«Anche i più immaginifici tra i massimi vertici delle istituzioni potrebbero non avere soluzioni ed essere costretti a mandarci al voto tra due mesi. Io sono pronta». Era iniziata in solitudine con una dichiarazione di fuoco contro il presidente del Consiglio, la giornata di Giorgia Meloni: «Draghi arriva in Parlamento e chiede pieni poteri». È finita con l’annuncio, dal palco della manifestazione “Piazza Italia”, di una ritrovata sintonia con gli alleati: «Mi pare che anche il centrodestra oggi sia abbastanza pronto». Poi, quasi a notte, il lampo di un sospetto: «Mi stupisce che Draghi non si sia dimesso già stasera e non so se sia prodromico a qualche tentativo, con il favore delle tenebre, di inventarsi qualche alchimia. Ma vedo dei margini molto stretti».

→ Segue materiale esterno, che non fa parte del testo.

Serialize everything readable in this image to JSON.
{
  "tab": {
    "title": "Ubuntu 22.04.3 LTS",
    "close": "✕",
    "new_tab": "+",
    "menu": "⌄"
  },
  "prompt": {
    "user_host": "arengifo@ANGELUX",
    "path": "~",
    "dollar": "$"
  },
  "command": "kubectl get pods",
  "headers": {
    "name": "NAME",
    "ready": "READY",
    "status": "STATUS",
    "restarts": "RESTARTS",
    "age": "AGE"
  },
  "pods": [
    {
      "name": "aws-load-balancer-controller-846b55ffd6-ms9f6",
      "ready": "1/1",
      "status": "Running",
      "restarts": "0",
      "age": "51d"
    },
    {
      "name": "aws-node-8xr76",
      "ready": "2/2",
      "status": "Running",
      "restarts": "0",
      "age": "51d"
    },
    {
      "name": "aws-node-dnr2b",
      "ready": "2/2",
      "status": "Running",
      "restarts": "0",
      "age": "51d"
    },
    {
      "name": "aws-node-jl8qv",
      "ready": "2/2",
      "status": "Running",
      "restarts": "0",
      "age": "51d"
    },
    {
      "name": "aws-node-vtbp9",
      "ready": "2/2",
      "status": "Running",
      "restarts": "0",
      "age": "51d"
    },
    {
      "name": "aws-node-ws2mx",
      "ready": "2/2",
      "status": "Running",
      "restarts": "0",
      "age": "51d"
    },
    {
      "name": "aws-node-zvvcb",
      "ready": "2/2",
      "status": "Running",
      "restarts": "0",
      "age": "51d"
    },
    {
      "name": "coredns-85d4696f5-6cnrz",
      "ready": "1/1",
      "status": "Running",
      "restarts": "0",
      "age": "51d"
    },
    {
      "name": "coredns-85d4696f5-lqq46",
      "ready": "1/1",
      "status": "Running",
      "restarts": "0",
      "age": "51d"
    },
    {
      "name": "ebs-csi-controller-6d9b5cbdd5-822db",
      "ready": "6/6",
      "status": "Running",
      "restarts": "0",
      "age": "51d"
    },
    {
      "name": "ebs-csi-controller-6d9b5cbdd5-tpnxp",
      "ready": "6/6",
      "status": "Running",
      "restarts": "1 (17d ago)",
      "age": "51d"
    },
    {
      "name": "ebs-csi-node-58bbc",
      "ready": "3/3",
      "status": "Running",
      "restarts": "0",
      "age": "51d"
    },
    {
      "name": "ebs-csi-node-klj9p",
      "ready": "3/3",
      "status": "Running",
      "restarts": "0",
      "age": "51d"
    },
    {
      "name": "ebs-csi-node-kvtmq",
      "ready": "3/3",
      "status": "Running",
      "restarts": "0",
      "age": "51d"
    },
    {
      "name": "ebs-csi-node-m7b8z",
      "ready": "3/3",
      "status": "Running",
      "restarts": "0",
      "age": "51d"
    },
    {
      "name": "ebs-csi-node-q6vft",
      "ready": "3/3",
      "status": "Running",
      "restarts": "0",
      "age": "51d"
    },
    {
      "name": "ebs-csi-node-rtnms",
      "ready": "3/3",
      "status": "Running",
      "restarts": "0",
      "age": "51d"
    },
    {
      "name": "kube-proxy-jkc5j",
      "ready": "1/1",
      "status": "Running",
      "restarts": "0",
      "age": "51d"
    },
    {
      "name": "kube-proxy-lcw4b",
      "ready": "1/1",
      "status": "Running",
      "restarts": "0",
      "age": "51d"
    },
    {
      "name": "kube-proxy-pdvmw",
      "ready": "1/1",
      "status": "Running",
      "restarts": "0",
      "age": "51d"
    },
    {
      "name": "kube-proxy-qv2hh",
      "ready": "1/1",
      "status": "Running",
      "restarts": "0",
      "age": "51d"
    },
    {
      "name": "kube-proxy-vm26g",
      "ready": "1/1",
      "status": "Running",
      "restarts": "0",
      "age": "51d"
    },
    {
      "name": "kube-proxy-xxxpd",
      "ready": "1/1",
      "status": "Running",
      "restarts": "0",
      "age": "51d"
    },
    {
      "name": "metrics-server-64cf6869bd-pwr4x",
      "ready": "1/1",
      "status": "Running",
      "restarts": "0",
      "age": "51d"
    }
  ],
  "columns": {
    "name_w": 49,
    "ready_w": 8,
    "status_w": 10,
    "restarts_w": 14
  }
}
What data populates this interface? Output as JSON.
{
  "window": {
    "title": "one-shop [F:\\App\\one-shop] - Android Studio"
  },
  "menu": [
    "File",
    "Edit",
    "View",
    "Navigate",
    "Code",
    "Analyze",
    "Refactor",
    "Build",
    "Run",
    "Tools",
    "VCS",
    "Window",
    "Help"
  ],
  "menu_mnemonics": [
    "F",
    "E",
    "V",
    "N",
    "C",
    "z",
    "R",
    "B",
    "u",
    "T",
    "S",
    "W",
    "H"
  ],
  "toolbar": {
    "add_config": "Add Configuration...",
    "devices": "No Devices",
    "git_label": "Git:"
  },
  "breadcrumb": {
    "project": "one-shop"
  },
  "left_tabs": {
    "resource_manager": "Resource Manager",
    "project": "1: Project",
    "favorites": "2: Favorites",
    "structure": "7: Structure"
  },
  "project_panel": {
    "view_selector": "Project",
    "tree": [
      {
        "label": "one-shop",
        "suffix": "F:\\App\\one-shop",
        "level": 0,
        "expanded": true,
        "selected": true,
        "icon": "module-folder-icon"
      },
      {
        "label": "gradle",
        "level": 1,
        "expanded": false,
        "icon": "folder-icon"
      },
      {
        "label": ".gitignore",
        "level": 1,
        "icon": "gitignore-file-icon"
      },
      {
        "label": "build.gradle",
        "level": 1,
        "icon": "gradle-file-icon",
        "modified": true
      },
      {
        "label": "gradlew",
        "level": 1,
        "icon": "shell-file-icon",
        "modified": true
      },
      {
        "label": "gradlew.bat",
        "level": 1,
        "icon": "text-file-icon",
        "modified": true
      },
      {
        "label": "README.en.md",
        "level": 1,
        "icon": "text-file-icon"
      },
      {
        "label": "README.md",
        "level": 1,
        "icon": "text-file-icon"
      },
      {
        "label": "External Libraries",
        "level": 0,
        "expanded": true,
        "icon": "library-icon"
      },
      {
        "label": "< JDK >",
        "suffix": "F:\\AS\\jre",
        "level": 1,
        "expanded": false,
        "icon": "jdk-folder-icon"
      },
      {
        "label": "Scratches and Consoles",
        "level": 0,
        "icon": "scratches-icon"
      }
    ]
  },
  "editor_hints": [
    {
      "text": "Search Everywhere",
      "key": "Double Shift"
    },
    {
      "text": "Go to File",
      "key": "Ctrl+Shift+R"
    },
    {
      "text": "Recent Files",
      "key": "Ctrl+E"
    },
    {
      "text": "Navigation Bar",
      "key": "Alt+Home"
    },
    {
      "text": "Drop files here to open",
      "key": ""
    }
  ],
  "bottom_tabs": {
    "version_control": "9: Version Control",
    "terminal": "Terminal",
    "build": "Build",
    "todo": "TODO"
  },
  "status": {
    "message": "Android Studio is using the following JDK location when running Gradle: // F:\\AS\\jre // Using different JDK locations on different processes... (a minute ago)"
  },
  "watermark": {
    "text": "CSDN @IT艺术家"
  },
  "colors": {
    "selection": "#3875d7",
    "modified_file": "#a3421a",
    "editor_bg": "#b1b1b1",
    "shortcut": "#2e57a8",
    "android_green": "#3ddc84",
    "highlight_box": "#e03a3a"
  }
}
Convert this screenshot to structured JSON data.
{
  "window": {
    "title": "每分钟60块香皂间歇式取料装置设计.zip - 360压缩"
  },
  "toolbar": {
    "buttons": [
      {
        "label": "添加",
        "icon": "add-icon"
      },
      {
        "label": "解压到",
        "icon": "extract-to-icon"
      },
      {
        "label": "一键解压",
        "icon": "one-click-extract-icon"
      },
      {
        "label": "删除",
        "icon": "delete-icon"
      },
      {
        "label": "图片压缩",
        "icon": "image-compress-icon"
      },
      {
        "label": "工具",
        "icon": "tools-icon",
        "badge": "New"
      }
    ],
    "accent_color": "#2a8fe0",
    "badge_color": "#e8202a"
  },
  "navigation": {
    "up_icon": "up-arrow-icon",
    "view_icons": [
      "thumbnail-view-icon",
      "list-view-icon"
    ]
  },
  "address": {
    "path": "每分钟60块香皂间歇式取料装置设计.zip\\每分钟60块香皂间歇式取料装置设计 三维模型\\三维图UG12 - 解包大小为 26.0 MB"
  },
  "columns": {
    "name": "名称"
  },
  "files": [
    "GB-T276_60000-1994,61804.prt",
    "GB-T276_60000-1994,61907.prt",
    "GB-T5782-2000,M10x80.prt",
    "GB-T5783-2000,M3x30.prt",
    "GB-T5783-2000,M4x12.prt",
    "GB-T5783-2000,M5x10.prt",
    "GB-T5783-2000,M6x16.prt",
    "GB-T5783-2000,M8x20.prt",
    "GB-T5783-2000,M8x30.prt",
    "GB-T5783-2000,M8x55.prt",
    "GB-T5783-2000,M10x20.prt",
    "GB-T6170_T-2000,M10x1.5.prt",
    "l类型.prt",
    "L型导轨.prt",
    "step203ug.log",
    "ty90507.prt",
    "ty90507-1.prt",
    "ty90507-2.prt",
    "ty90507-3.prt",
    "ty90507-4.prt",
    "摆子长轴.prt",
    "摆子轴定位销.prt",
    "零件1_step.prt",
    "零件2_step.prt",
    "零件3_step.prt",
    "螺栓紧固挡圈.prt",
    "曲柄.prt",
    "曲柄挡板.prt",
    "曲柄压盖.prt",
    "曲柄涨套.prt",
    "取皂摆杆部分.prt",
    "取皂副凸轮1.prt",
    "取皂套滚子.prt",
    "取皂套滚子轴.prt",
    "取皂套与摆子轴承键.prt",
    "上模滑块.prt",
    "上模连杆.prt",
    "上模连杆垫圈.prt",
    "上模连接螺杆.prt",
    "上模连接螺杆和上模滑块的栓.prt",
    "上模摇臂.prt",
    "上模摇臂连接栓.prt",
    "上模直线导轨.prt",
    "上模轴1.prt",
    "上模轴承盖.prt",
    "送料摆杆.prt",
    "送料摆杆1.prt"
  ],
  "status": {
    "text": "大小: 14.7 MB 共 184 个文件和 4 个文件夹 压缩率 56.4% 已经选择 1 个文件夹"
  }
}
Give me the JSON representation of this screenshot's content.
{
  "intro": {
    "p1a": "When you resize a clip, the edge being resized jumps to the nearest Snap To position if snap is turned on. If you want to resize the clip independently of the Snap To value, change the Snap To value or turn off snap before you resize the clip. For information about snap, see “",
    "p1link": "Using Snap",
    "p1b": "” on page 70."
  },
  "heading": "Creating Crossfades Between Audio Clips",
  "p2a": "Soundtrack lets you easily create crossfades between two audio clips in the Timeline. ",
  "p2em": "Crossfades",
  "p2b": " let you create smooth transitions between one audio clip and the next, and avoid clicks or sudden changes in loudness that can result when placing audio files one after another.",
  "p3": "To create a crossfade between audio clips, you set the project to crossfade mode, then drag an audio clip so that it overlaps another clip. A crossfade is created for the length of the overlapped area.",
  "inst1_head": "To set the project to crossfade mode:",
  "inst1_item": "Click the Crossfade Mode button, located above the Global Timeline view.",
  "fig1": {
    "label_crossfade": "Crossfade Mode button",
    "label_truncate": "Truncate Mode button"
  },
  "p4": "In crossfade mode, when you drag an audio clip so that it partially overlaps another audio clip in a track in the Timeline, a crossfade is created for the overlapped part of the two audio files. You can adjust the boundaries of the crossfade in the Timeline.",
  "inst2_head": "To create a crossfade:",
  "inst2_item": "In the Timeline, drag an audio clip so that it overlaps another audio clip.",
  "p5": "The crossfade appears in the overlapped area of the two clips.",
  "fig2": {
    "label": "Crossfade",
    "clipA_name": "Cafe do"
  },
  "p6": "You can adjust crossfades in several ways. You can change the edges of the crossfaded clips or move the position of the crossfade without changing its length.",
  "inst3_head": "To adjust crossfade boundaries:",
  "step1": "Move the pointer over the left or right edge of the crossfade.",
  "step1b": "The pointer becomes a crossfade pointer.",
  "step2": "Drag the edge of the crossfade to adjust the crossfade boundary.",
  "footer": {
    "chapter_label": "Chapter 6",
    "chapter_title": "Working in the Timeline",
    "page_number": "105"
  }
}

La leader FdI tocca con mano l’agognata meta elettorale: «La legislatura è finita», esulta. «Un anno fa ci dicevano che stavamo tornando nella fogna ed eravamo velleitari. Abbiamo avuto tre governi diversi, tre maggioranze diverse. Ce ne è uno che ha funzionato? No. La storia ci ha dato ragione. Perché gli unici governi che funzionano sono quelli a maggioranza coesa». E ancora: «Se in un sistema presidenziale metti un presidente del Consiglio decisionista può fare la differenza… ma in un sistema parlamentare, decide il Parlamento».
Era iniziata con rabbia la mattinata: «Milioni di italiani vorrebbero tornare alle urne e chiedono rispetto. Ma per la maggioranza dei partiti, evidentemente, non sono meritevoli di considerazione», aveva tuonato sui social, parlando di «deriva pericolosa» di Draghi.
Poi, dalle 13, i contatti con la Lega e Forza Italia per convincerli a mollare Draghi e il suo programma. E infine, quando appariva ormai chiaro che la maggioranza era implosa, la soddisfazione dal palco della manifestazione già convocata: «Per anni ci siamo sentiti dire che non eravamo responsabili. Ora sentiamo dire che gli italiani sono migliori di questo Parlamento. Allora perché è stato tenuto in piedi?»
Quindi le stoccate contro i soldi già spesi senza cambiare il Paese: «180 miliardi col Covid; 250 col Pnrr. L’Italia è messa meglio? No, peggio. Sì, c’è stata la pandemia. Ma perché l’Italia fanalino di coda
Torna a punzecchiare Draghi, Meloni, dopo la secca smentita di lui («Non ho chiesto pieni poteri»). «Mi ha stupito stamattina in aula, dove viene e dice: mi volevo dimettere però ho deciso di restare perché c’è stata una mobilitazione senza precedenti. Quando nacque il Conte II, FdI mise insieme 20mila persone. Ci dissero che eravamo sovversivi. E invece 100 persone che manifestano a Torino (che solo i parenti di chi ha avuto nomine sarebbero stati venti volte tanto) sono una mobilitazione popolare?». Nelle democrazie occidentali, attacca, «la volontà dei cittadini si manifesta con un voto libero e segreto, le parate le fanno nei regimi»
Ancor prima di una telefonata con Silvio Berlusconi, dopo la fiducia non votata da Fi e Lega, invita a non credere ai rischi della mancanza di un governo stabile: «Non fatevi spaventare. Non è vero quello che vi hanno detto sulle elezioni. Che sono spaventose. Che si blocca tutto. Il Pnrr non si blocca, come non s’è bloccato in Francia, dove si è votato due volte. O in Germania. Perché nelle democrazie c’è la burocrazia e il governo che rimane in carica fino al governo successivo».